Un once de stabilité

Sans être une promesse de paix, la renonciation du M23 apporte tout de même un semblant d'espoir.

"C'est un évènement énorme pour le Congo et ses populations de l'Est, qui ont vécu sous le joug du M23 pendant un an et demi", affirme Ida Sawyer, chercheuse spécialisée à Human Rights Watch.

Les rebelles n'ont pas encore déposé les armes à proprement parler. Un accord doit encore être signé avec le gouvernement, incluant notamment la réintégration des rebelles dans les forces régulières. Mais la solution sera "politique", a confirmé Bertrand Bisimwa dans la journée du mardi.

La victoire de l'armée, disciplinée depuis peu grâce au soutien financier conséquent de l'Occident, devrait offrir un peu de répit à la population. La cessation des violences est, en soi, la première bonne nouvelle.

Aux armes, Monusco!

La deuxième bonne nouvelle est à trouver du côté de la communauté internationale. Pour une fois, et au terme de longues hésitations, l'ONU s'est engagée par les armes. Mise sur pied au printemps 2013 et forte de 3.000 hommes, la brigade d'intervention est venue renforcer les forces de la Monusco - plus importante mission de l'ONU dans le monde.

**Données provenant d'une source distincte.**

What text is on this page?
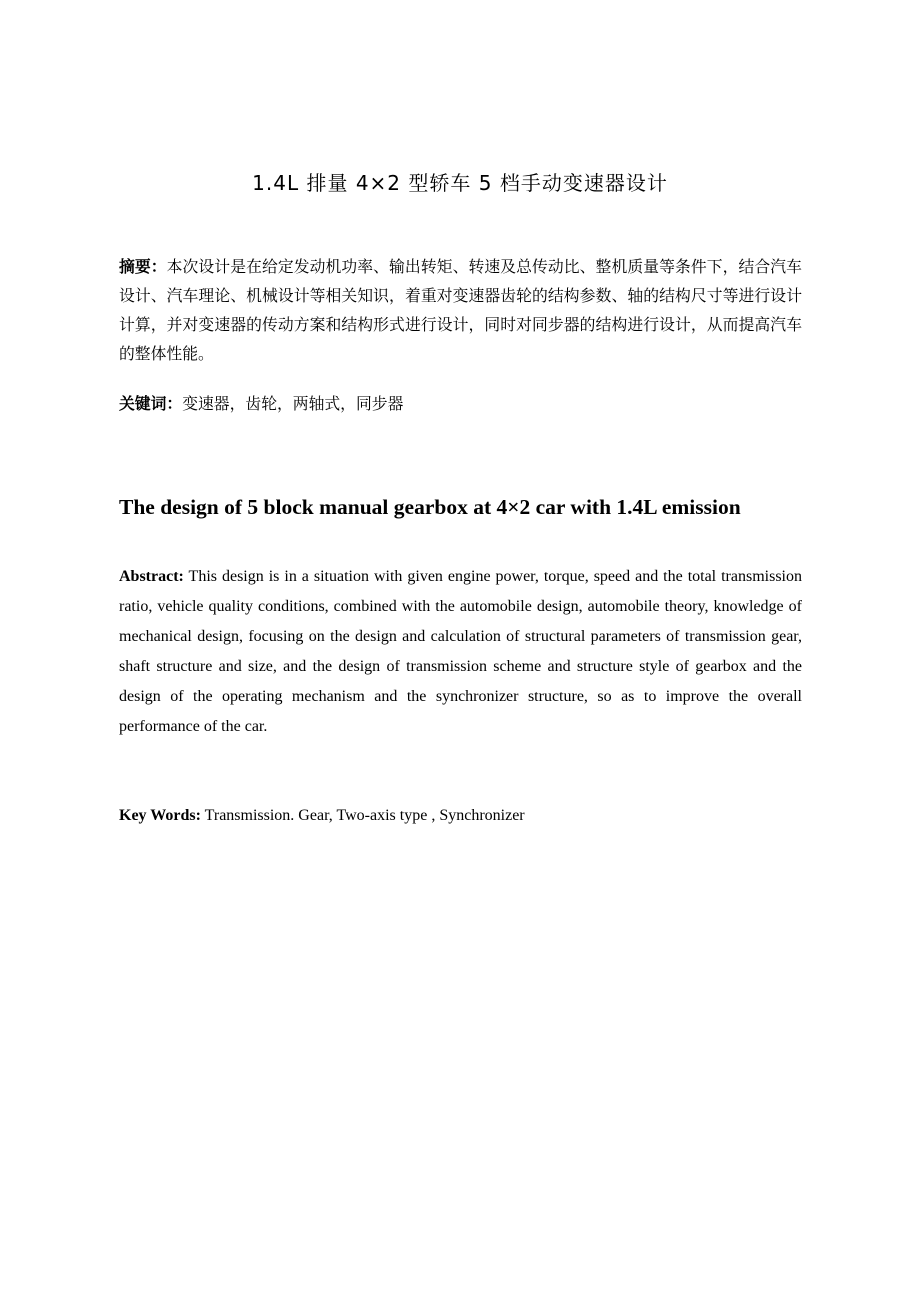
1.4L 排量 4×2 型轿车 5 档手动变速器设计
摘要：本次设计是在给定发动机功率、输出转矩、转速及总传动比、整机质量等条件下，结合汽车设计、汽车理论、机械设计等相关知识，着重对变速器齿轮的结构参数、轴的结构尺寸等进行设计计算，并对变速器的传动方案和结构形式进行设计，同时对同步器的结构进行设计，从而提高汽车的整体性能。
关键词：变速器，齿轮，两轴式，同步器
The design of 5 block manual gearbox at 4×2 car with 1.4L emission
Abstract: This design is in a situation with given engine power, torque, speed and the total transmission ratio, vehicle quality conditions, combined with the automobile design, automobile theory, knowledge of mechanical design, focusing on the design and calculation of structural parameters of transmission gear, shaft structure and size, and the design of transmission scheme and structure style of gearbox and the design of the operating mechanism and the synchronizer structure, so as to improve the overall performance of the car.
Key Words: Transmission. Gear, Two-axis type , Synchronizer
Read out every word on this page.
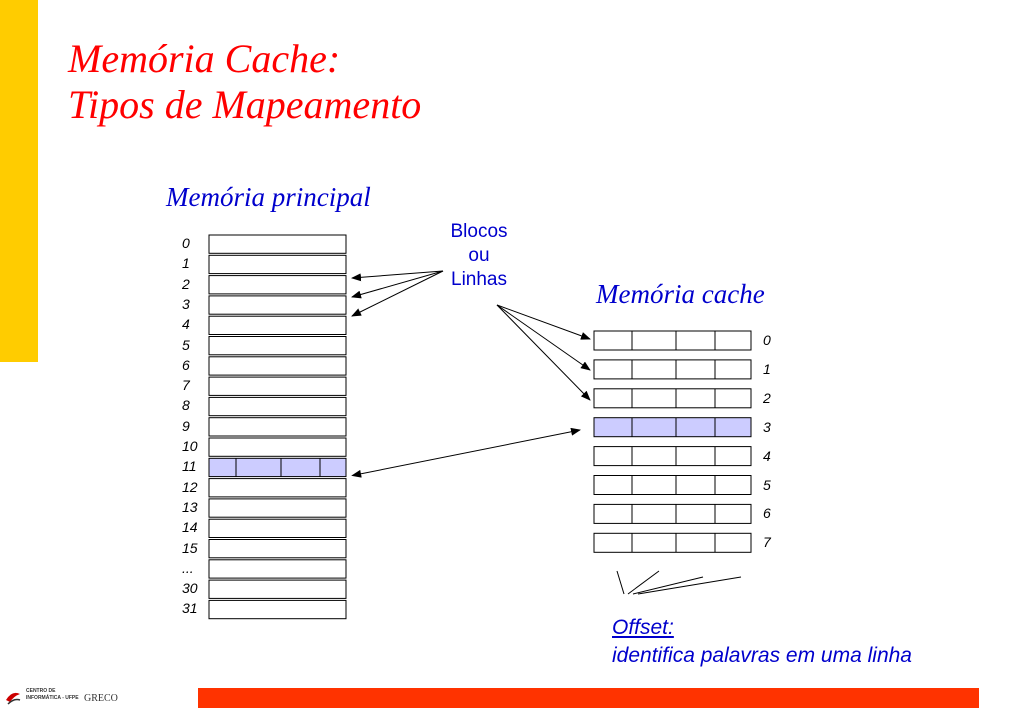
Memória Cache:
Tipos de Mapeamento
Memória principal
Memória cache
Blocos
ou
Linhas
0
1
2
3
4
5
6
7
8
9
10
11
12
13
14
15
...
30
31
0
1
2
3
4
5
6
7
Offset:
identifica palavras em uma linha
CENTRO DE
INFORMÁTICA - UFPE GRECO
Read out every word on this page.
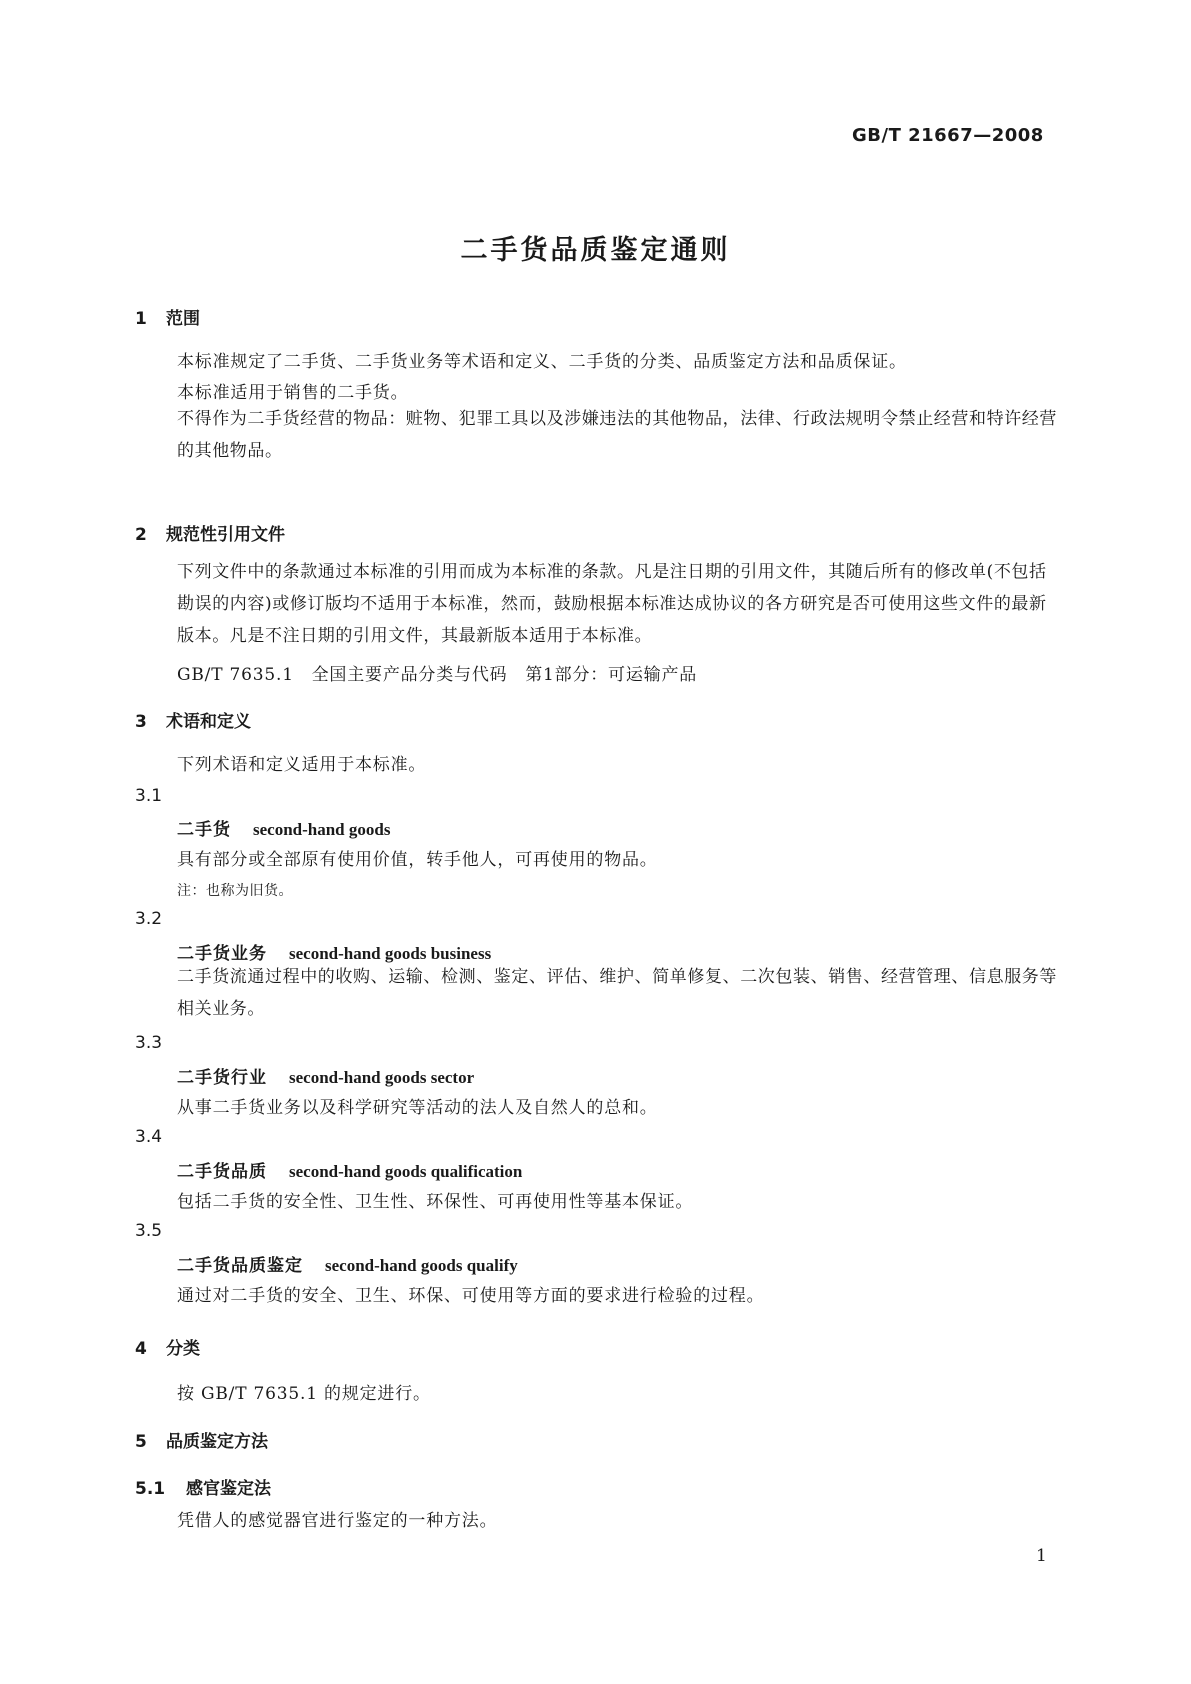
GB/T 21667—2008
二手货品质鉴定通则
1 范围
本标准规定了二手货、二手货业务等术语和定义、二手货的分类、品质鉴定方法和品质保证。
本标准适用于销售的二手货。
不得作为二手货经营的物品：赃物、犯罪工具以及涉嫌违法的其他物品，法律、行政法规明令禁止经营和特许经营的其他物品。
2 规范性引用文件
下列文件中的条款通过本标准的引用而成为本标准的条款。凡是注日期的引用文件，其随后所有的修改单(不包括勘误的内容)或修订版均不适用于本标准，然而，鼓励根据本标准达成协议的各方研究是否可使用这些文件的最新版本。凡是不注日期的引用文件，其最新版本适用于本标准。
GB/T 7635.1　全国主要产品分类与代码　第1部分：可运输产品
3 术语和定义
下列术语和定义适用于本标准。
3.1
二手货 second-hand goods
具有部分或全部原有使用价值，转手他人，可再使用的物品。
注：也称为旧货。
3.2
二手货业务 second-hand goods business
二手货流通过程中的收购、运输、检测、鉴定、评估、维护、简单修复、二次包装、销售、经营管理、信息服务等相关业务。
3.3
二手货行业 second-hand goods sector
从事二手货业务以及科学研究等活动的法人及自然人的总和。
3.4
二手货品质 second-hand goods qualification
包括二手货的安全性、卫生性、环保性、可再使用性等基本保证。
3.5
二手货品质鉴定 second-hand goods qualify
通过对二手货的安全、卫生、环保、可使用等方面的要求进行检验的过程。
4 分类
按 GB/T 7635.1 的规定进行。
5 品质鉴定方法
5.1 感官鉴定法
凭借人的感觉器官进行鉴定的一种方法。
1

Contrairement à leurs frères d'armes, les soldats de cette brigade ont obtenu le droit d'utiliser la leur. Pour la première fois dans l'Histoire, des casques bleus attaquaient.

Jusque-là, les Congolais blâmaient la Monusco pour son inaction. "Tu es comme la Monusco" est devenue une insulte en swahili. Pour dire "tu n'es bon à rien".

Depuis que des casques bleus hollandais avaient assisté sans bouger au massacre de Srebrenica, le débat faisait rage autour du mandat exclusivement pacifique des forces internationales. Appui inestimable pour les troupes du régime congolais, la nouvelle brigade est aujourd'hui acclamée pour son efficacité. En attendant confirmation.

Le spectre du N5

Le M23 n'est en effet pas le seul groupe armé de la région. Une quarantaine d'autres milices sont toujours actives dans l'Est du Congo. L'annonce d'une solution "politique" souligne par ailleurs la nécessité de répondre aux revendications des rebelles.

L'étrange appellation "M23" fait référence au 23 mars 2009. Un accord de paix est alors signé entre les autorités et les rebelles du CNDP. Mais les conditions posées par les rebelles ne seront pas remplies, et ils déserteront à nouveau pour former le M23. Tant que les autorités ne sauront proposer de solution politique adéquate, le risque de voir naître un nouveau mouvement - le N5 pour 5 novembre? - persistera.

Une autre donnée de l'équation congolaise a peut-être été éliminée. Le Rwanda, soutien officieux de ces rébellions tutsis, semble avoir lâché prise sous la pression diplomatique de ses alliés américains et britanniques.

"Il sera désormais plus difficile pour le Rwanda de soutenir un nouveau groupe armé au Congo", affirme ainsi Sawyer, de Human Rights Watch.

Pour le gouvernement congolais, il s'agira désormais de profiter de l'armistice pour récupérer le contrôle total du Kivu, en neutralisant notamment le groupe hutu du FDLR, qui continue à menacer le voisin rwandais. "Voilà qui ferait vraiment la différence", confirme le chercheur Filip Reyntjens au micro de France 24.

Le retour au calme est une fenêtre de tir. Il s'agit de bien viser, dans les réunions plus que sur le terrain.